Currently on Realtor.com, more than 2,000 homes are currently on the market in Knoxville with an average listing price of $270,000. But like the rest of the country, low housing inventory has hit the city hard. According to the Knoxville Area Association of Realtors, the number of houses for sale in 2020 was down 47.5% year-over-year. The KAAR also said housing inventory dropped for six straight months to start the new year.
Owen Poveda, a broker for RE/MAX preferred company Home in the Smokies, said he gets between six to 12 offers per property, usually with bids heading up to 10% over asking price.
“It’s a daily hustle for me,” he said. “I never know how my day is going to go, because when a new listing comes on the market in Knoxville, the race is on. It’s like a horse race. You set your appointments the night before, and when you get there that morning, they might already be under contract.”
Even with the market cooling ever-so-slightly, the lack of inventory has created pressure for buyers to snatch up what remains in Knoxville’s housing market, a growing city that’s nestled in the Appalachian Mountains and is the home of the University of Tennessee, said Jeff Grebe, owner of Knoxville’s Weicherts Realtors Advantage Plus.
“It’s not quite as much of a frenzy as it was, but it’s still a strong market out here,” Grebe said. “You might have a home sold in days instead of just hours, but pretty much anything we put on the market is getting grabbed.”
Grebe said 78% of homes sold in May went for list price or above, and 40% of those sold for at least 26% above list price.
“We’re still getting a ton of all-cash offers, too,” Grebe said.
The Federal Housing Finance Agency price index ranked Knoxville’s housing market seventh in the nation in home price appreciation, behind only Boise City, Idaho, the Tacoma-Lakewood metro in Washington, Phoenix, Wichita, Kansas, and Colorado Springs.
There’s high-paying jobs in the area, too. Established tech companies like Lirio, AUBO Robotics, and SmartRIA have roots in Knoxville, with more companies reportedly on the way.
But broker Renee Humme, with Prime Mountain Properties, said the lower property taxes, mountains and surrounding scenery, and low cost of living are the main draws for most of her clients.
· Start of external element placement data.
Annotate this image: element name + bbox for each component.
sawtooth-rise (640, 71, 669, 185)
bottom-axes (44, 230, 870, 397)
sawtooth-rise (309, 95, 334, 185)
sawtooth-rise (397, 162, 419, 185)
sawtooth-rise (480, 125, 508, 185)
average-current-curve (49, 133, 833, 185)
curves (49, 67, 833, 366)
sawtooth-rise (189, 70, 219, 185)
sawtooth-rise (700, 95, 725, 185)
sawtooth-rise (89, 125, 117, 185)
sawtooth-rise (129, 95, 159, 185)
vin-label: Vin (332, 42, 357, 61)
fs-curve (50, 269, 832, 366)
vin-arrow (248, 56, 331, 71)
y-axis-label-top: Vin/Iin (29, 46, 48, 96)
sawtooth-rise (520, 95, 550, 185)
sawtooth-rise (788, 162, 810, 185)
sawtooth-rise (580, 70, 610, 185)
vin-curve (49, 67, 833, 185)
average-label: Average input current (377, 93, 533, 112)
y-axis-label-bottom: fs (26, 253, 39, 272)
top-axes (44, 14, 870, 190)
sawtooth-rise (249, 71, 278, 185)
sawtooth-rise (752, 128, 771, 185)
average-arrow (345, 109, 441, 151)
“Most of my clients are from out of state wanting to own second homes or investment properties here,” she said. “I’m getting anywhere from three-to-10 offers on each property, and sometimes more. Generally, they go under contract in a day or two.”
Poveda said he usually discourages his buyers from waiving an appraisal — a popular tactic that has popped up during the housing craze of the last 18 months.
“I don’t like it when people waive an appraisal just to get into a home, but what I like to do to win for my buyers is to agree to the home inspection, but we’ll just make it pass or fail,” Poveda said. “We won’t renegotiate with you, and that seems to help buyers a ton.”
On the construction side, builders throughout the country are struggling to keep up with demand, as lumber and building material prices remain high. Production and delivery delays are hindering projects, as well.
HousingWire reported back in March that lumber prices alone more than quadrupled since April 2020, to an astonishing $1,500 per thousand board feet. Today, lumber alone is adding nearly $36,000 to the final price of a new build. New appliances needed for home builds have increased in prices as well — the median price of refrigerators, washing machines, and ovens had increased 10% by the end of 2020, according to the National Association of Homebuilders.
Knoxville-based builders, however, seem optimistic, according to local real estate agents. More than 3,000 residential residential building permits for single-family residences and duplexes were filed in 2020, according to The Market Edge, a real estate research company. Similar numbers are expected in 2021 as more workers receive the COVID-19 vaccine and supply lines speed up.
“We’re definitely seeing a ton of new projects,” Grebe said. “Like most areas of the country, we’ve seen prices go up significantly. It’s difficult for buyers at times, but overall, they are developing land and building on it as quick as they can.”